Concerning the refusal of banks to grant loans to legal entities
According to Art. Art. 47, 49 of the Law of Ukraine "On banks and banking activity" under the credit operations, in particular, means placing attracted funds on its behalf on its own terms and at its own discretion. Furthermore, that clearly anticipated the possibility of placing funds on their own discretion of the mentioned standards provide for this type of banks as their right, but not an obligation.
Moreover, the bank is a separate legal entity with special status, which is engaged in commercial, rather than banking activities and is guided Ukrainian legislation.
Therefore, raising the question, which legitimately can be the banks for refusing to issue a credit entity should be clearly distinguished, or is Bank has already defined its creditors. It is understood, or there is between them have a certain credit agreement, a one-time or on an entire line of credit.
If such an agreement does not, then come into general principles of the Civil Code of the right rank, which indicates that it is based on voluntary and equality. You can not force the bank to conclude a loan agreement, if he does not want. Indeed, in Ukraine there is no particular monopoly on the subject.
If, however, between the bank and the entity already exists a credit agreement, then these relations are governed by Art. 1056 the Central Committee of Ukraine, which provides grounds for refusal lender (bank) of the loan. Among these reasons is a violation of procedure of recognition of the borrower's bankruptcy, and others grounds, which clearly indicate that providing a loan to a borrower in a timely manner will not be rotated.
Also, the bank (lender) may waive the loan if the borrower filed targeted use of credit.
In the case where the grounds are as defined above, no, but the bank still refuses to grant a credit illegally, then each entity has the right to apply to court for the protection of the excited right under the credit agreement.

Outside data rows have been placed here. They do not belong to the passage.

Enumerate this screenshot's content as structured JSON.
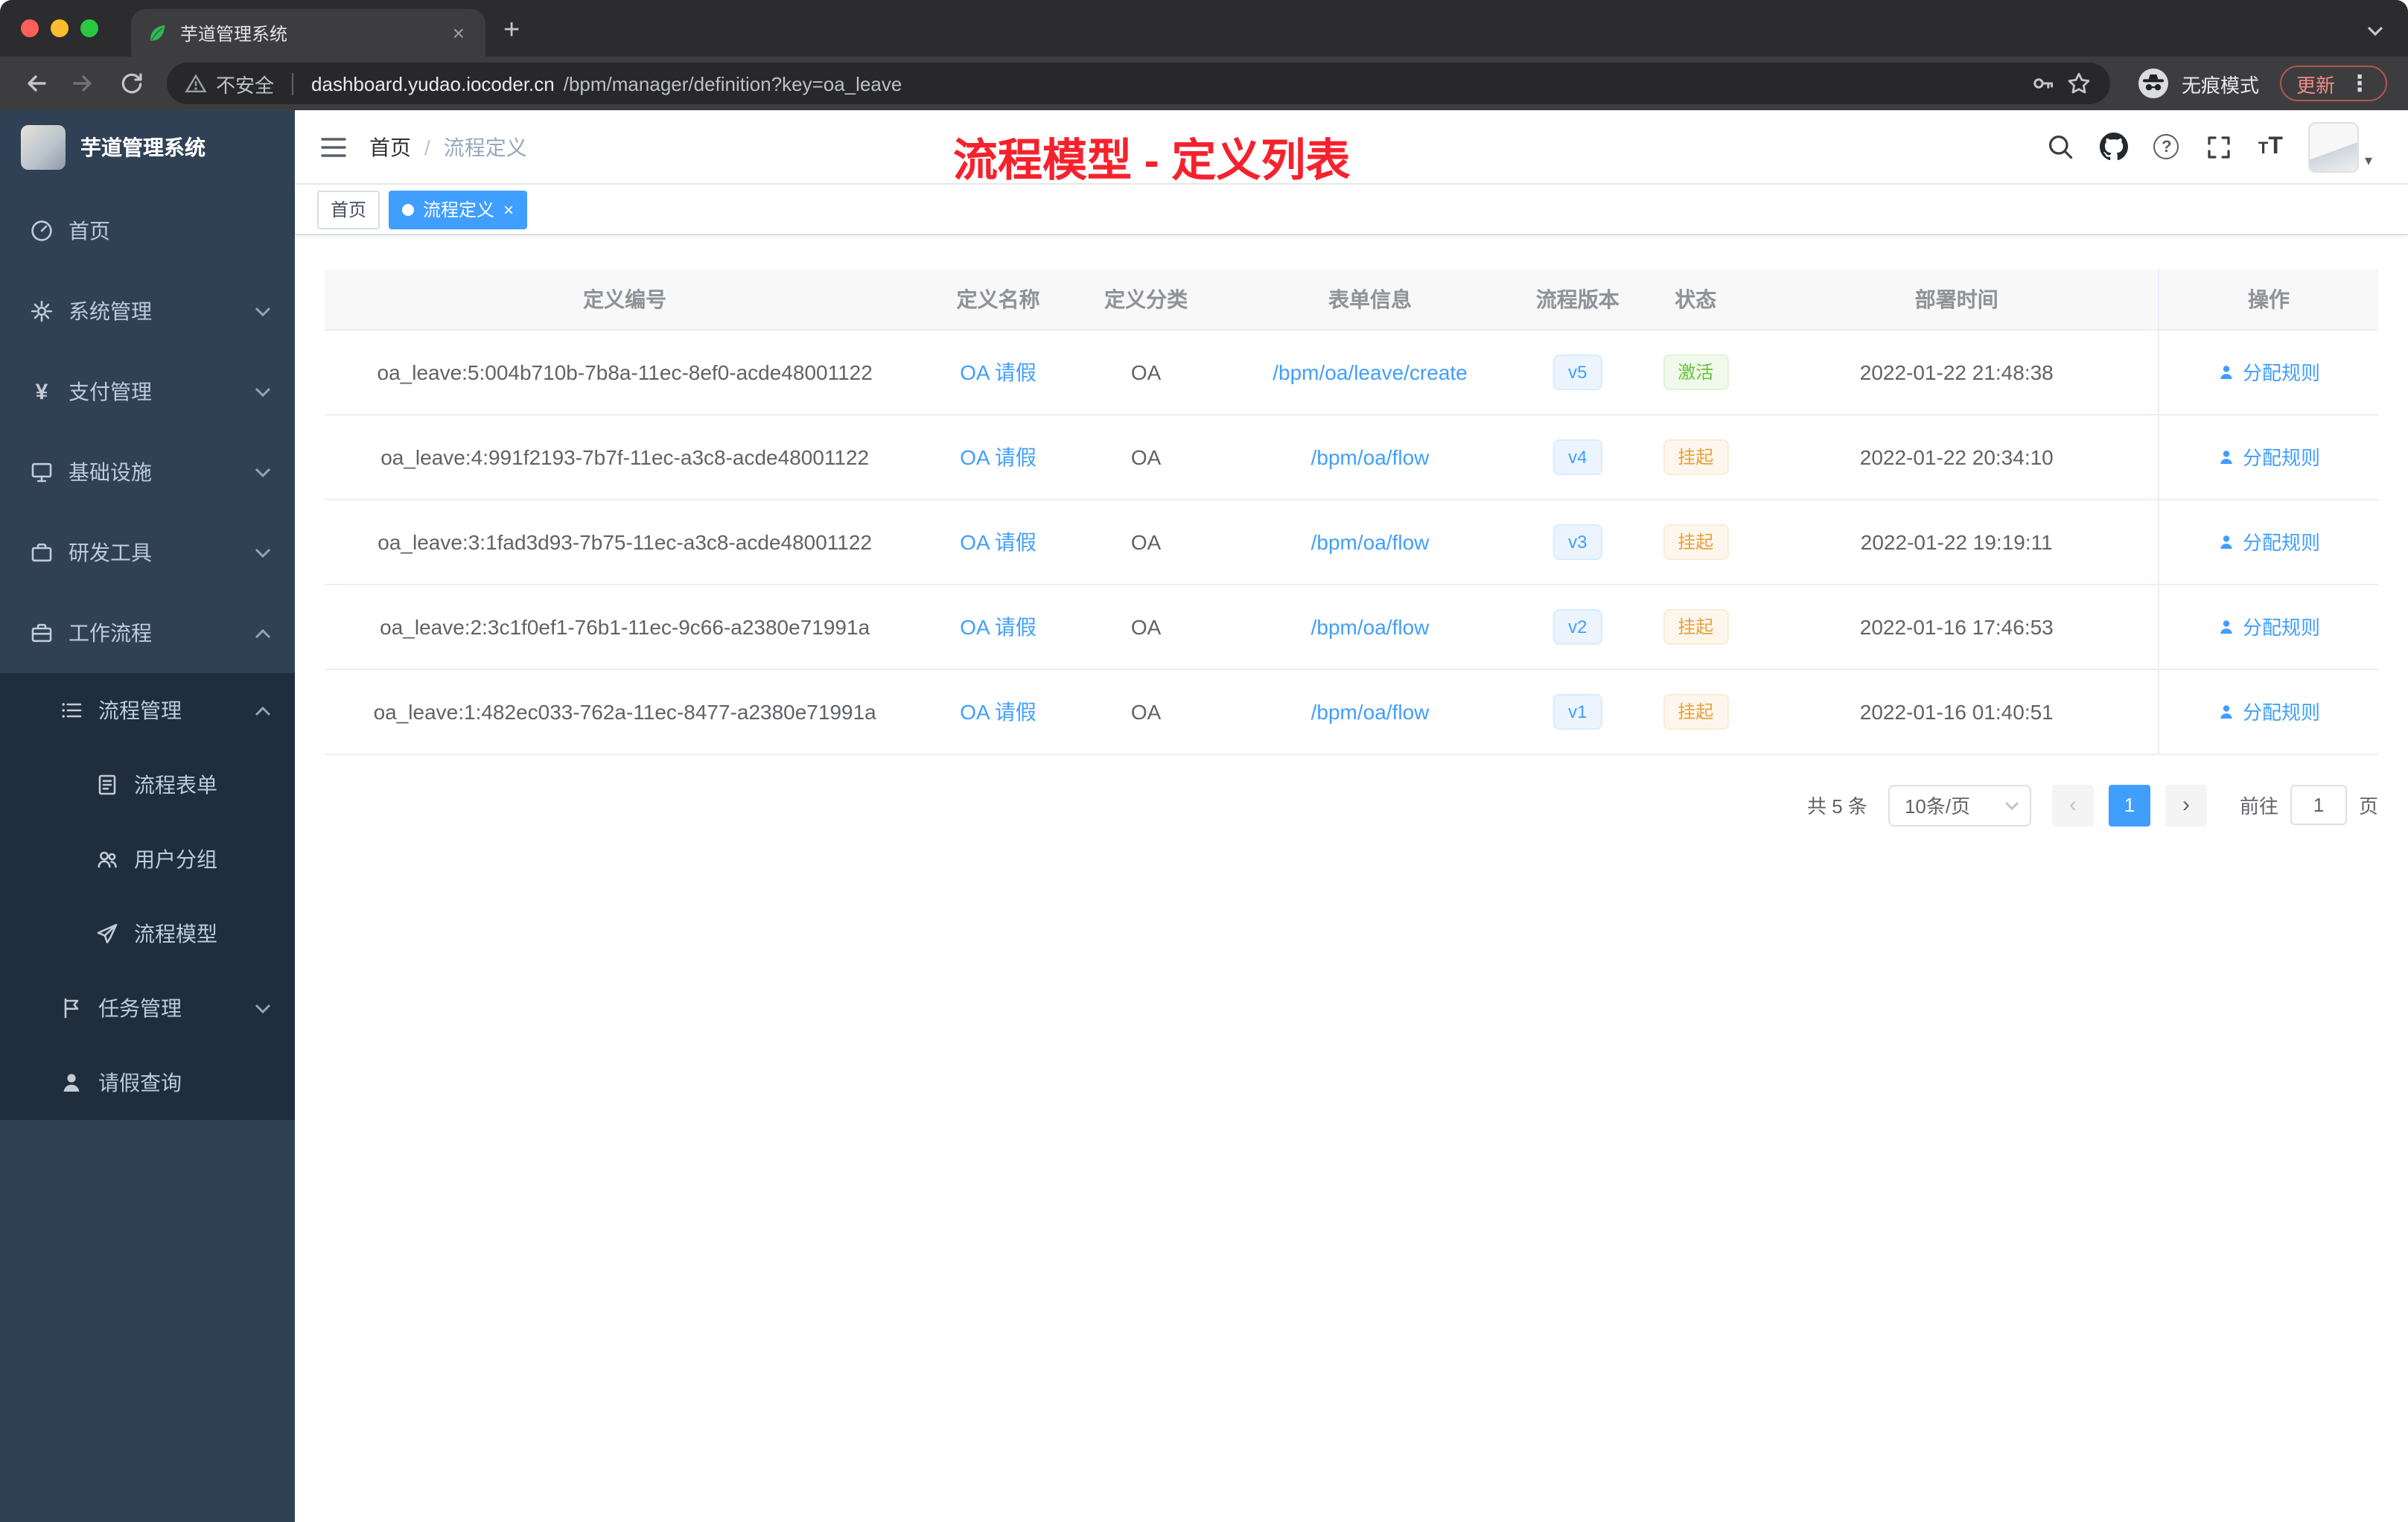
{
  "browser": {
    "tab_title": "芋道管理系统",
    "security_label": "不安全",
    "url_domain": "dashboard.yudao.iocoder.cn",
    "url_path": "/bpm/manager/definition?key=oa_leave",
    "incognito_label": "无痕模式",
    "update_label": "更新"
  },
  "sidebar": {
    "app_title": "芋道管理系统",
    "items": [
      {
        "label": "首页"
      },
      {
        "label": "系统管理"
      },
      {
        "label": "支付管理"
      },
      {
        "label": "基础设施"
      },
      {
        "label": "研发工具"
      },
      {
        "label": "工作流程"
      },
      {
        "label": "流程管理"
      },
      {
        "label": "流程表单"
      },
      {
        "label": "用户分组"
      },
      {
        "label": "流程模型"
      },
      {
        "label": "任务管理"
      },
      {
        "label": "请假查询"
      }
    ]
  },
  "header": {
    "breadcrumb_home": "首页",
    "breadcrumb_sep": "/",
    "breadcrumb_current": "流程定义",
    "annotation": "流程模型 - 定义列表"
  },
  "tags": {
    "home": "首页",
    "active": "流程定义"
  },
  "table": {
    "columns": [
      "定义编号",
      "定义名称",
      "定义分类",
      "表单信息",
      "流程版本",
      "状态",
      "部署时间",
      "操作"
    ],
    "action_label": "分配规则",
    "rows": [
      {
        "id": "oa_leave:5:004b710b-7b8a-11ec-8ef0-acde48001122",
        "name": "OA 请假",
        "category": "OA",
        "form": "/bpm/oa/leave/create",
        "version": "v5",
        "status": "激活",
        "time": "2022-01-22 21:48:38"
      },
      {
        "id": "oa_leave:4:991f2193-7b7f-11ec-a3c8-acde48001122",
        "name": "OA 请假",
        "category": "OA",
        "form": "/bpm/oa/flow",
        "version": "v4",
        "status": "挂起",
        "time": "2022-01-22 20:34:10"
      },
      {
        "id": "oa_leave:3:1fad3d93-7b75-11ec-a3c8-acde48001122",
        "name": "OA 请假",
        "category": "OA",
        "form": "/bpm/oa/flow",
        "version": "v3",
        "status": "挂起",
        "time": "2022-01-22 19:19:11"
      },
      {
        "id": "oa_leave:2:3c1f0ef1-76b1-11ec-9c66-a2380e71991a",
        "name": "OA 请假",
        "category": "OA",
        "form": "/bpm/oa/flow",
        "version": "v2",
        "status": "挂起",
        "time": "2022-01-16 17:46:53"
      },
      {
        "id": "oa_leave:1:482ec033-762a-11ec-8477-a2380e71991a",
        "name": "OA 请假",
        "category": "OA",
        "form": "/bpm/oa/flow",
        "version": "v1",
        "status": "挂起",
        "time": "2022-01-16 01:40:51"
      }
    ]
  },
  "pagination": {
    "total": "共 5 条",
    "page_size": "10条/页",
    "current_page": "1",
    "goto_label": "前往",
    "goto_value": "1",
    "page_unit": "页"
  },
  "colors": {
    "accent": "#409eff",
    "success": "#67c23a",
    "warning": "#e6a23c",
    "annotation_red": "#f5222d",
    "sidebar_bg": "#304156",
    "submenu_bg": "#1f2d3d"
  }
}
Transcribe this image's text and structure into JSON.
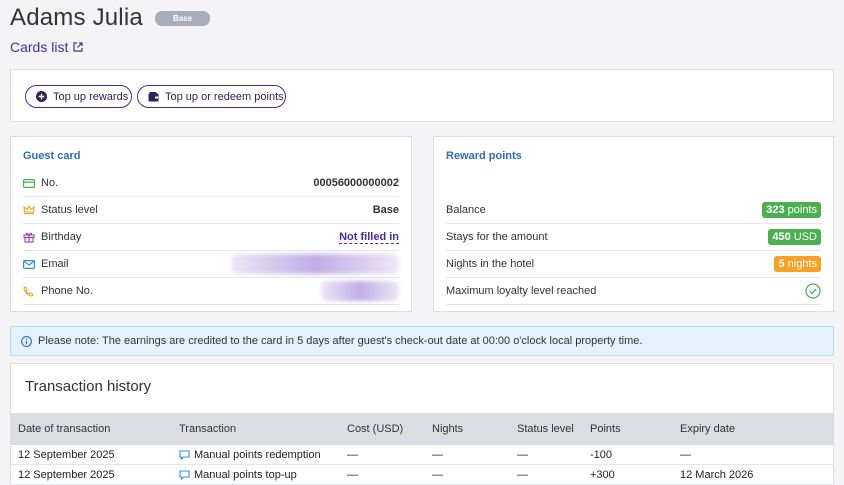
{
  "header": {
    "name": "Adams Julia",
    "status_badge": "Base",
    "cards_link": "Cards list"
  },
  "actions": {
    "top_up_rewards": "Top up rewards",
    "top_up_or_redeem": "Top up or redeem points"
  },
  "guest_card": {
    "title": "Guest card",
    "rows": [
      {
        "label": "No.",
        "value": "00056000000002",
        "icon": "card-icon"
      },
      {
        "label": "Status level",
        "value": "Base",
        "icon": "crown-icon"
      },
      {
        "label": "Birthday",
        "value": "Not filled in",
        "icon": "gift-icon"
      },
      {
        "label": "Email",
        "value": "",
        "icon": "envelope-icon"
      },
      {
        "label": "Phone No.",
        "value": "",
        "icon": "phone-icon"
      }
    ]
  },
  "reward_points": {
    "title": "Reward points",
    "balance": {
      "label": "Balance",
      "value": "323",
      "unit": "points",
      "color": "#4caf50"
    },
    "stays": {
      "label": "Stays for the amount",
      "value": "450",
      "unit": "USD",
      "color": "#4caf50"
    },
    "nights": {
      "label": "Nights in the hotel",
      "value": "5",
      "unit": "nights",
      "color": "#f7a023"
    },
    "max_level": {
      "label": "Maximum loyalty level reached",
      "icon": "check-circle-icon"
    }
  },
  "notice": "Please note: The earnings are credited to the card in 5 days after guest's check-out date at 00:00 o'clock local property time.",
  "transactions": {
    "title": "Transaction history",
    "columns": [
      "Date of transaction",
      "Transaction",
      "Cost (USD)",
      "Nights",
      "Status level",
      "Points",
      "Expiry date"
    ],
    "rows": [
      {
        "date": "12 September 2025",
        "transaction": "Manual points redemption",
        "cost": "—",
        "nights": "—",
        "status": "—",
        "points": "-100",
        "expiry": "—"
      },
      {
        "date": "12 September 2025",
        "transaction": "Manual points top-up",
        "cost": "—",
        "nights": "—",
        "status": "—",
        "points": "+300",
        "expiry": "12 March 2026"
      }
    ]
  }
}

Of unlawful bank's refusal to issue the loan can be many, among them the famous Resolution of NBU ¹ 319. But in this case, the illegality is only because the decision not gained legal force, according to the order of state registration of normative acts in Minyuste. If she won normative force, then the restriction of lending, it would have been perfectly legitimate. After all, the NBU, according to Art. 25 of the Law of Ukraine On the National Bank of Ukraine has the right to a credit regulation.
Concerning the question whether banks to stop funding entities to have open lines of credit, it should be noted that similar governed by Art. 1056 Central Committee of Ukraine, where there are three reasons: the bankruptcy of the borrower, other circumstances of the possibility of delays in the return credit, misuse of credit.